Recent work in Genetic Programming (GP) has been dedicated to the definition of methods based on the semantics of the solutions. Among the existing semantic-based methods, one of the most recent methods is based on the definition of particular genetic operators, called geometric semantic genetic operators, that have precise consequences on the semantics of the individuals. This GP variant, known as Geometric Semantic GP (GSGP), has shown very interesting results for a vast set of complex real-life applications in several domains, consistently outperforming standard GP on all of them. Nevertheless, an important problem affects GSGP: the geometric semantic operators, by construction, generate individuals that are larger than their parents, leading rapidly to unmanageable populations unless very specific implementation is used. Also, the very big dimension of the individuals makes it difficult to read and understand the final solution, practically turning GP into a black box system. To limit this important drawback of GSGP, in this paper we proposed a method (called elitist system) in which a newly created individual is accepted as a member of the new population only if it has a fitness that is better than the fitness of the parents. A preliminary experimental analysis, presented in the first part of the paper, has shown that in GSGP several applications of the genetic operators do not produce offspring that are better than their parents (in particular for crossover). This fact has encouraged us to pursue the research and implement the proposed elitist system. The experimental results that we have presented in the central part of the paper have shown that the proposed elitist system produces individuals of comparable quality to the ones obtained with standard GSGP. The final part of the paper was dedicated to a comparison between the size of the individuals maintained in the population by the proposed elitist method and the ones of GSGP. This study, besides confirming, as it was expected, that the proposed elitist method creates smaller individuals, has also indicated that the individuals evolved by the elitist method maintain a manageable size at least until generation
A lot of future work is planned on this research track, with the final objective of defining a GSGP system able to maintain the same geometric properties of the current one, but in which individuals do not steadily grow during the evolution.

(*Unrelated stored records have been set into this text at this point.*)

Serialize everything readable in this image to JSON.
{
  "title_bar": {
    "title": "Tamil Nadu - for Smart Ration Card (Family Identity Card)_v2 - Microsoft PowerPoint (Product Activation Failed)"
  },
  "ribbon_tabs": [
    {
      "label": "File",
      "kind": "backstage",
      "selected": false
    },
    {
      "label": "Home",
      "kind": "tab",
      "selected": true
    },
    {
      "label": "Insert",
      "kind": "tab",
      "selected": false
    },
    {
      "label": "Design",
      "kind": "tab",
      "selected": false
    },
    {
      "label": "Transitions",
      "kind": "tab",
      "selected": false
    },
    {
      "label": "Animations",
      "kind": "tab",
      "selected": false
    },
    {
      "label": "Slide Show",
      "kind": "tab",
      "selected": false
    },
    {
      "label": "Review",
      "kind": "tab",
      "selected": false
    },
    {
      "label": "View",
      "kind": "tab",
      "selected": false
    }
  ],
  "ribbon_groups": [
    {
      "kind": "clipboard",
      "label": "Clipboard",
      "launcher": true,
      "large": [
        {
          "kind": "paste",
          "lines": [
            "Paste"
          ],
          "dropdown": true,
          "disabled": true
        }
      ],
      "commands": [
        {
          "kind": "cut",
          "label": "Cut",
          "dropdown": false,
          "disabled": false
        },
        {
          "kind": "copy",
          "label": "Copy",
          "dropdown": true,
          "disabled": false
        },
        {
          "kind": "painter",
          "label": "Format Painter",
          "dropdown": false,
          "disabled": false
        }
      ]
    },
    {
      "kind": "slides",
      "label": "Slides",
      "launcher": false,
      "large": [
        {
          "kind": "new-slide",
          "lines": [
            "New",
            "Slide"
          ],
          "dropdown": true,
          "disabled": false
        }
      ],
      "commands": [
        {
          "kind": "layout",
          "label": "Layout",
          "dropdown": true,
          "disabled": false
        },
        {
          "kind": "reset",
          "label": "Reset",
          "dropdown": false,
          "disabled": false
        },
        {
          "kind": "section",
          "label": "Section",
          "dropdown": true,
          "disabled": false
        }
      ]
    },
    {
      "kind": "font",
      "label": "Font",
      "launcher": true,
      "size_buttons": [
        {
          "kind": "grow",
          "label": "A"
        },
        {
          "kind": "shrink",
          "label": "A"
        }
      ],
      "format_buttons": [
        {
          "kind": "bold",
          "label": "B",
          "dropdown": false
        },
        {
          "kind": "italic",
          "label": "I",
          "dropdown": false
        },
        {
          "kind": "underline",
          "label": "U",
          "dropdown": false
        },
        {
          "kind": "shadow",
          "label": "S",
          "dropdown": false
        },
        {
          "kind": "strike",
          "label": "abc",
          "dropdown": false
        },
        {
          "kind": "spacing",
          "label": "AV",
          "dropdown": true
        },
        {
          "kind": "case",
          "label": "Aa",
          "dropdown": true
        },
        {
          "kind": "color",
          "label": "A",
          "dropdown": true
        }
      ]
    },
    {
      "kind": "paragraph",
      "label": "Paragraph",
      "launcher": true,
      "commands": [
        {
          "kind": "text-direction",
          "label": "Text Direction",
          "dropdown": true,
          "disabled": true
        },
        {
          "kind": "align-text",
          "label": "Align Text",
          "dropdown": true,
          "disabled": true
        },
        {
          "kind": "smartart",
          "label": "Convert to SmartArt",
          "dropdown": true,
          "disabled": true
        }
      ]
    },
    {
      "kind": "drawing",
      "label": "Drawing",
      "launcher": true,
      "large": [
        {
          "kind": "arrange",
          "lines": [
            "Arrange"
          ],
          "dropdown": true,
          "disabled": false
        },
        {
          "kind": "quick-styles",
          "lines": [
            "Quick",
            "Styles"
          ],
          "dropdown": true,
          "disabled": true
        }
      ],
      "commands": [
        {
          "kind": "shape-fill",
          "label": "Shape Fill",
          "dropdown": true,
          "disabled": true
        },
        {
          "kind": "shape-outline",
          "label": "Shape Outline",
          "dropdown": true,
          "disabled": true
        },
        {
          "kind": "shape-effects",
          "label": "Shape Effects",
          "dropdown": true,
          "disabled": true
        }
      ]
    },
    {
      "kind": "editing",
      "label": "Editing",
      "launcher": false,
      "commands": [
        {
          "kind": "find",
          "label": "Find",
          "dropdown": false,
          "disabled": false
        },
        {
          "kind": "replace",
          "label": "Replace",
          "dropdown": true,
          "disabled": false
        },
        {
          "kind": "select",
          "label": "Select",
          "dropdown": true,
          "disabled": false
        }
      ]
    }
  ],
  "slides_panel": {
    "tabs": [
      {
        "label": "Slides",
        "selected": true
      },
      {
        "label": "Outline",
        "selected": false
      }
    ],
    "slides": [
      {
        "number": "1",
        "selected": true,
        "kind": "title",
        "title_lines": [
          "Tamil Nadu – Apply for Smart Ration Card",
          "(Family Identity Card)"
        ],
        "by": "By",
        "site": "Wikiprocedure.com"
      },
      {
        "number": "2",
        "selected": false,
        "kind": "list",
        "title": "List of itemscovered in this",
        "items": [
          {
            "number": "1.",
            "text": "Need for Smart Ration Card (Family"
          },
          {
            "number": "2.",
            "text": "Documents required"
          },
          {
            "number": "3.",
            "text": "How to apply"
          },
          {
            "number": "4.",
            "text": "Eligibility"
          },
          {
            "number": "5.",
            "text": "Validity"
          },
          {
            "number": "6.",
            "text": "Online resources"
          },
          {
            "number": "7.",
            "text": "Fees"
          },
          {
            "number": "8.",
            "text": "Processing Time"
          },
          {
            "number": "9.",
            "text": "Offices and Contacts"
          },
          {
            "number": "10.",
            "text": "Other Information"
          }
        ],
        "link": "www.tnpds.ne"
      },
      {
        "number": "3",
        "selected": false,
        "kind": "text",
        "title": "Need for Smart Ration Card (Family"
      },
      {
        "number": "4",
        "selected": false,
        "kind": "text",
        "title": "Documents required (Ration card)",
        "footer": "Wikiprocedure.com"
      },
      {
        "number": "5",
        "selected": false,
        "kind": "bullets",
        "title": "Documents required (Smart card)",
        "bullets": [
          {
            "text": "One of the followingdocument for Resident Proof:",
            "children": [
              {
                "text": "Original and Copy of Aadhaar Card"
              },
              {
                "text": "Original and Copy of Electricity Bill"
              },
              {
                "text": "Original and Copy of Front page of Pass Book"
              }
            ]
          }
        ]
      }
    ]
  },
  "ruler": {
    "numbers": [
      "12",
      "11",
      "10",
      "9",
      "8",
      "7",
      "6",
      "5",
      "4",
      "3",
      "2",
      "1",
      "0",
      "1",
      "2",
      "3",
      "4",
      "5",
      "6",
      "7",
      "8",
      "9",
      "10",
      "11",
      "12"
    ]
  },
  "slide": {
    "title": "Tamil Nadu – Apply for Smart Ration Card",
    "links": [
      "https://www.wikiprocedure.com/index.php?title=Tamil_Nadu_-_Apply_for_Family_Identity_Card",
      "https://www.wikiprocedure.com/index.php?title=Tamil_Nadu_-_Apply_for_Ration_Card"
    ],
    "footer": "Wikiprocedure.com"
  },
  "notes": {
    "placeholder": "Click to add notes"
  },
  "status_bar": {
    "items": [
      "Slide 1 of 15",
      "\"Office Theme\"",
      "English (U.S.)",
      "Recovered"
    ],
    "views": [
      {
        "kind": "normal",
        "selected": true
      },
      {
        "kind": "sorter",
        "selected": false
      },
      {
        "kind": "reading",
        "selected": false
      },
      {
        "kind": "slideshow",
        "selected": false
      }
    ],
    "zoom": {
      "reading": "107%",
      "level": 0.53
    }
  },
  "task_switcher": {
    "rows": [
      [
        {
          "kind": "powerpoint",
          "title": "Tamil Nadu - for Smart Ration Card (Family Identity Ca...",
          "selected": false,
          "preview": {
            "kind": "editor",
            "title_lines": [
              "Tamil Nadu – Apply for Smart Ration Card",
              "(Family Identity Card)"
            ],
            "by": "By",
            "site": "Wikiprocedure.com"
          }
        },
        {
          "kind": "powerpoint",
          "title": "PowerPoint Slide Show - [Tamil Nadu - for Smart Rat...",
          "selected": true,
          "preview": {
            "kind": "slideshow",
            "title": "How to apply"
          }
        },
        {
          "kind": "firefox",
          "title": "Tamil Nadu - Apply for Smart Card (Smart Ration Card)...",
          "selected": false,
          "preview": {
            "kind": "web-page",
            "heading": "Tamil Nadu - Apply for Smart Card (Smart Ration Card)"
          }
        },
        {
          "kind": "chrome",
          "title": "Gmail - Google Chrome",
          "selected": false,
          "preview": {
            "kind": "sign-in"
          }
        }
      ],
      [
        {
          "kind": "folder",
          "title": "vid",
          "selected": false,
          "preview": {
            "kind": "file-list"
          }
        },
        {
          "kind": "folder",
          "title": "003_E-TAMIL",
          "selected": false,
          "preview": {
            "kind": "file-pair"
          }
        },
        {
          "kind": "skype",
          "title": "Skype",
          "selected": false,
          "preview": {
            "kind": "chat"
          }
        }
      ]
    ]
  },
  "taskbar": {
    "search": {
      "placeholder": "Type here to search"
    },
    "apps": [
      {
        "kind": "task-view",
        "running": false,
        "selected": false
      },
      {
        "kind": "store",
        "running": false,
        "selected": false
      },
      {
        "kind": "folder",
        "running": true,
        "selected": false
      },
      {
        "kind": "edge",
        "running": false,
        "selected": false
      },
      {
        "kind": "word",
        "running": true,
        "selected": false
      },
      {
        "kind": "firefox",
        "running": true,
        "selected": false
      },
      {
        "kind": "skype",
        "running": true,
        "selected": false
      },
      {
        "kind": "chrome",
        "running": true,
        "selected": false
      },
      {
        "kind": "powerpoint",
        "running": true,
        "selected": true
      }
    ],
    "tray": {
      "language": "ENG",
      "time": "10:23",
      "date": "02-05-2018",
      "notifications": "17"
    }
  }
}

If, on the one hand, it is important to further test the elitist method proposed in this paper on several other applications, possibly in conjunction with several other improvements, on the other hand simplification methods aimed at maintaining optimized expressions in the population deserve investigation. Extending the achievements obtained so far by GSGP on symbolic regression to other kinds of application is also a priority. Geometric semantic genetic operators for different applicative domains, like Boolean problems and classification, were already defined in the original work of Moraglio and coauthors and have been later further refined by the same authors. We are currently working toward the definition of geometric semantic operators for applications in the field of pattern reconstruction, like the artificial ant on the Santa Fe trail. Preliminary experimental results seem to indicate that the proposed elitist method may be particularly useful for these new operators. Last but not least, the most ambitious task of this research track remains to be the definition of new geometric semantic operators that, while maintaining the same geometric properties of the current ones, do not create individuals that are larger than their parents. An important first step has already been taken by Moraglio and collaborators, with the definition of such operators for the particular domain of basis functions. An extension of this result to functions of any possible shape is one of the main objectives of our current research.
The authors declare that there is no conflict of interests regarding the publication of this paper.
This work was supported by national funds through FCT under Contract MassGP (PTDC/EEI-CTP/2975/2012), Portugal.